Dass die Roma nirgendwo erwünscht sind und dementsprechend behandelt werden, wissen wir. Dass wir selbst eine lange Geschichte der Diskriminierung von Roma und Sinti haben, die ihren Höhepunkt im „Zigeunerlager“ von Auschwitz fand, wissen wir ebenso. Und trotzdem behandeln auch wir sie heute noch wie eine Infektionskrankheit: Wenn man sie sich eingefangen hat, versucht man, sie schnell wieder loszuwerden. Wir sind offensichtlich nicht in der Lage, sie als Teil unserer Gesellschaft zu akzeptieren. Weder die seit Jahrhunderten deutschen Sinti noch die inzwischen auch schon wieder vor einer Generation aus dem Balkan geflohenen oder eingewanderten Roma.

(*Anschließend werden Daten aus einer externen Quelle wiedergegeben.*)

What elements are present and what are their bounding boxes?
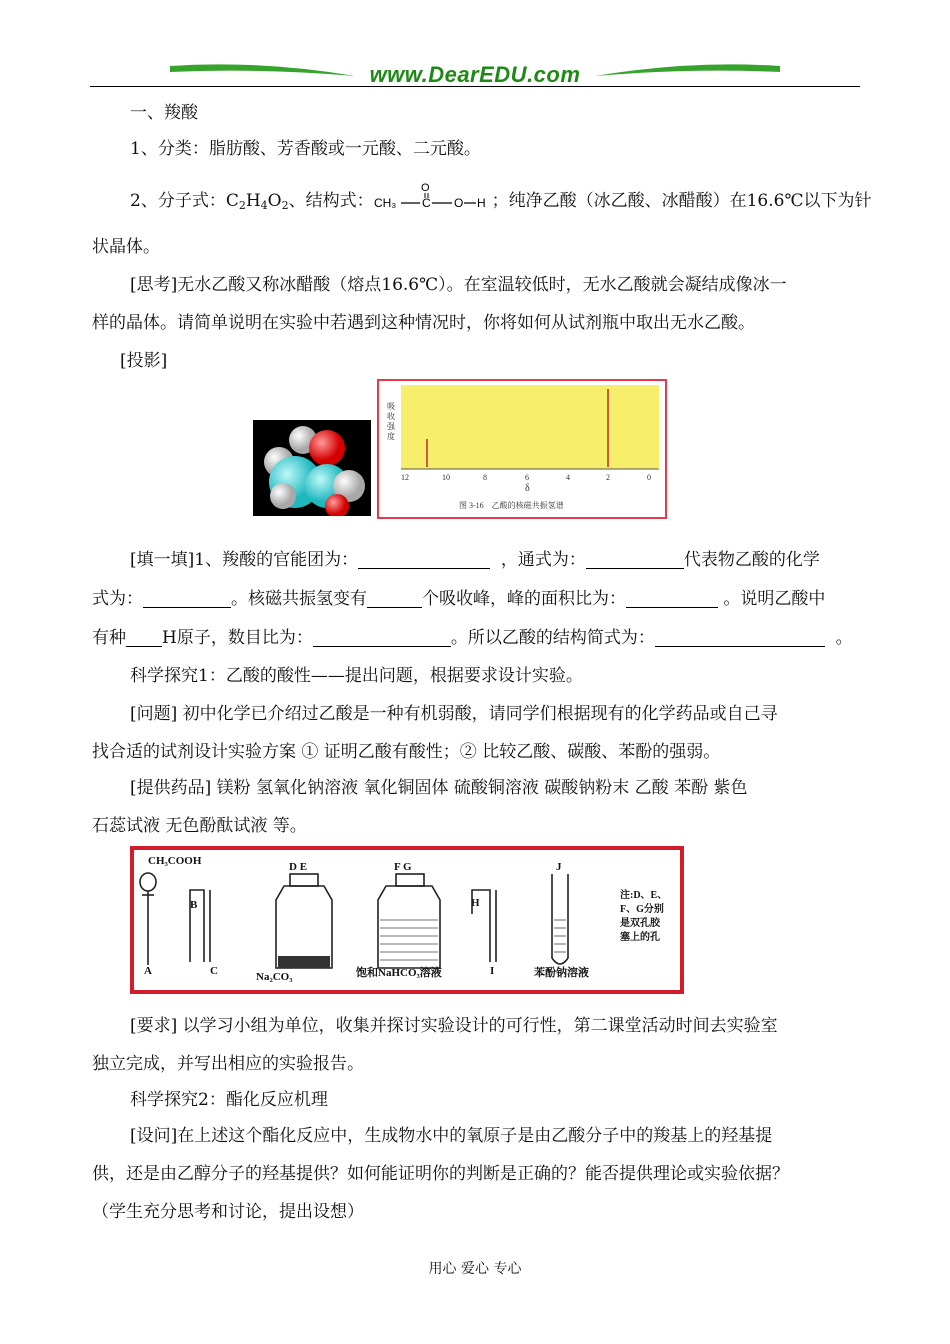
label-b: B — [190, 899, 198, 911]
hypothesis-line-2: 供，还是由乙醇分子的羟基提供？如何能证明你的判断是正确的？能否提供理论或实验依据？ — [92, 1164, 789, 1184]
label-h: H — [471, 897, 480, 909]
requirement-line-2: 独立完成，并写出相应的实验报告。 — [92, 1054, 364, 1074]
fill-line-1: [填一填]1、羧酸的官能团为： ，通式为： 代表物乙酸的化学 — [130, 550, 820, 570]
nmr-tick-0: 0 — [647, 473, 651, 482]
classification-paragraph: 1、分类：脂肪酸、芳香酸或一元酸、二元酸。 — [130, 139, 481, 159]
page-footer: 用心 爱心 专心 — [428, 1261, 522, 1277]
note-line-1: 注:D、E、 — [620, 890, 668, 901]
blank-h-kinds[interactable] — [126, 626, 162, 647]
label-a: A — [144, 965, 152, 977]
struct-c: C — [421, 196, 431, 210]
note-line-2: F、G分别 — [620, 904, 664, 915]
struct-h: H — [476, 196, 486, 210]
nmr-tick-10: 10 — [442, 473, 450, 482]
blank-area-ratio[interactable] — [626, 587, 718, 608]
question-line-2: 找合适的试剂设计实验方案 ① 证明乙酸有酸性；② 比较乙酸、碳酸、苯酚的强弱。 — [92, 742, 721, 762]
reagents-line-1: [提供药品] 镁粉 氢氧化钠溶液 氧化铜固体 硫酸铜溶液 碳酸钠粉末 乙酸 苯酚 紫色 — [130, 778, 748, 798]
nmr-tick-8: 8 — [483, 473, 487, 482]
blank-functional-group[interactable] — [358, 548, 490, 569]
na2co3-powder — [278, 956, 330, 968]
struct-o-top: O — [420, 182, 430, 194]
label-de: D E — [289, 861, 308, 873]
nmr-tick-2: 2 — [606, 473, 610, 482]
blank-structural-formula[interactable] — [655, 626, 825, 647]
blank-chemical-formula[interactable] — [143, 587, 231, 608]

Zum Beispiel in Göttingen. Dort sollen zwei Roma-Familien abgeschoben werden, die 1998 vor dem Kosovokrieg flohen und seither in Deutschland leben. Von den 18 Personen, die man in das Kosovo schicken will, sind 13 Kinder und Jugendliche, von denen 12 in Göttingen geboren und aufgewachsen sind. In allen Ländern dieser Erde, in denen das Geburtsortprinzip konsequent angewandt wird – wie in den viel gescholtenen USA –, wären sie per Geburt Staatsbürger und könnten gar nicht abgeschoben werden. Aber hier interessiert es niemanden, dass diese Kinder nichts anderes kennen als Göttingen und sich im Kosovo in einem fremden Land, mit einer fremden Sprachen zurechtfinden und auf ein „sicheres“ Leben im Slum einrichten müssten.

Als Grund für die Abschiebung wird die angeblich fehlende Integrationsbereitschaft der Eltern angeführt. Mit anderen Worten: Sippenhaft. Mal abgesehen davon, dass man über die Bedeutung des Begriffs „Integration“ immer neu diskutieren muss: Was zum Teufel haben die Kinder damit zu tun?

Zum Beispiel die 15-jährige Anita Osmani, die erfolgreich eine berufsbildende Schule besucht, als Darstellerin in Theaterstücken der freien Theatergruppe boat people projekt mitwirkte und die gemeinsam mit der Autorin Luise Rist in Schulen aus einem die Flüchtlingsproblematik thematisierenden Roman vorliest. Was könnte dieses Mädchen noch tun, um einen deutschen Beamten von seiner Integrationsbereitschaft zu überzeugen? Vermutlich nichts.